We introduced a Step Functions Choice state that routes based on file size (in some cases, expected record count):
- If file size is below a threshold: Process with Lambda
- If file size is above the threshold: Process with ECS Fargate
We kept a single Go codebase that could run in both environments. Lambda handled the common case with low overhead. Fargate handled long-running work without fighting the Lambda timeout.
This also made it easier to set different operational controls:
- Different concurrency limits for Lambda versus Fargate
- Different retry strategies for ‘small’ versus ‘large’ work
- Ability to tune CPU/memory for the heavy parser without overprovisioning the common case
2. Deterministic Write Sharding to Avoid Hot Keys
To fix the DynamoDB skew, we changed the primary key strategy from:
ProgramID#FileDate to ProgramID#FileDate#ShardN
Shard assignment is deterministic. We derived ShardN from a stable attribute (TransactionID) using a hash/modulo.
Example:
- ShardN = hash(TransactionID) % 64
- PK = ProgramID#FileDate#ShardN
- SK = TransactionID
This spreads writes across multiple shard key values, so one program/date doesn’t collapse all traffic into a single partition key.
A note on shard count: There’s no magic number. More shards improve write distribution but increase read fan-out when you need a full-day view. We picked a shard count that reduced throttling in peak ingestion while keeping rollup reads manageable.
Read Path After Sharding: Bounded Fan-Out + Rollups
After sharding, “fetch all transactions for a program/date” becomes a fan-out across shards.
Doing that naively (pulling all raw items from every shard) is expensive. Instead, we used a two-step approach:
- Per-Shard Summaries: Each shard worker computes a small summary (counts, sums and whatever buckets are needed for reconciliation).
- Gather and Finalize the Daily Rollup: A reducer combines shard summaries into a single rollup keyed by (ProgramID, FileDate) and compares internal totals with settlement totals.
This keeps the read path focused on aggregations, not raw record movement.
A few Operational Practices That Mattered
Retries: Backoff Plus Jitter
Throttling and transient failures happen in bursty ingestion. The goal is to avoid synchronized retries that amplify load.
We used exponential backoff and jitter; for batch APIs, we retried only unprocessed items rather than replaying everything.
Correctness: Idempotency Everywhere it Matters
Backoff protects throughput. Idempotency protects correctness.

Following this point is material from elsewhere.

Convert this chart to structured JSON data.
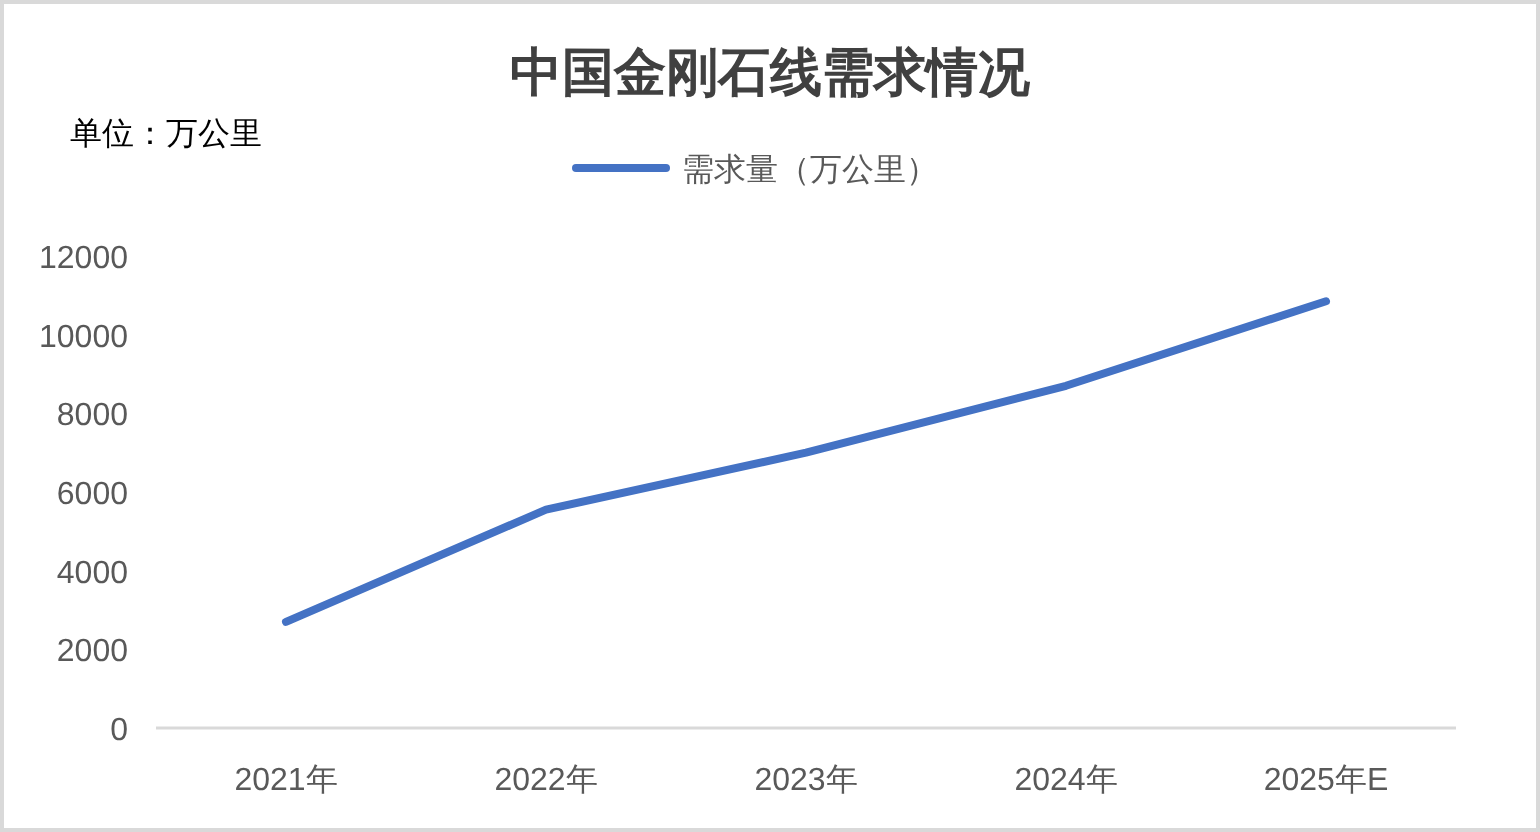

Anywhere a retry could double-count or advance state twice, we used stable idempotency keys and conditional writes. This mattered most in rollups and any workflow step that produces a durable side effect.
What We Monitored After the Change
After we rolled out the hybrid routing and sharding, we monitored a small set of signals to confirm the system was behaving under burst load. We watched DynamoDB throttling and retry rates (on the base table and any indexes), looked for shard skew where a small number of shards stayed consistently hotter than the rest and tracked end-to-end pipeline health through queue depth and DLQ volume during spikes. On the correctness side, we kept an eye on rollup idempotency by validating that re-runs did not change totals unless inputs actually changed.
Closing
The main lesson for me was that a ‘natural’ key can be great for queries and still fail under spiky batch ingestion. Deterministic sharding fixed the write distribution problem, and a bounded fan-out rollup approach kept the daily reconciliation view intact. If you are processing large batch files asynchronously, the combination that tends to hold up is routing outliers to compute that matches the runtime profile (Lambda plus containers is a pragmatic mix), fixing key distribution at the write path, capping concurrency intentionally, using backoff with jitter and making reducers and rollups idempotent.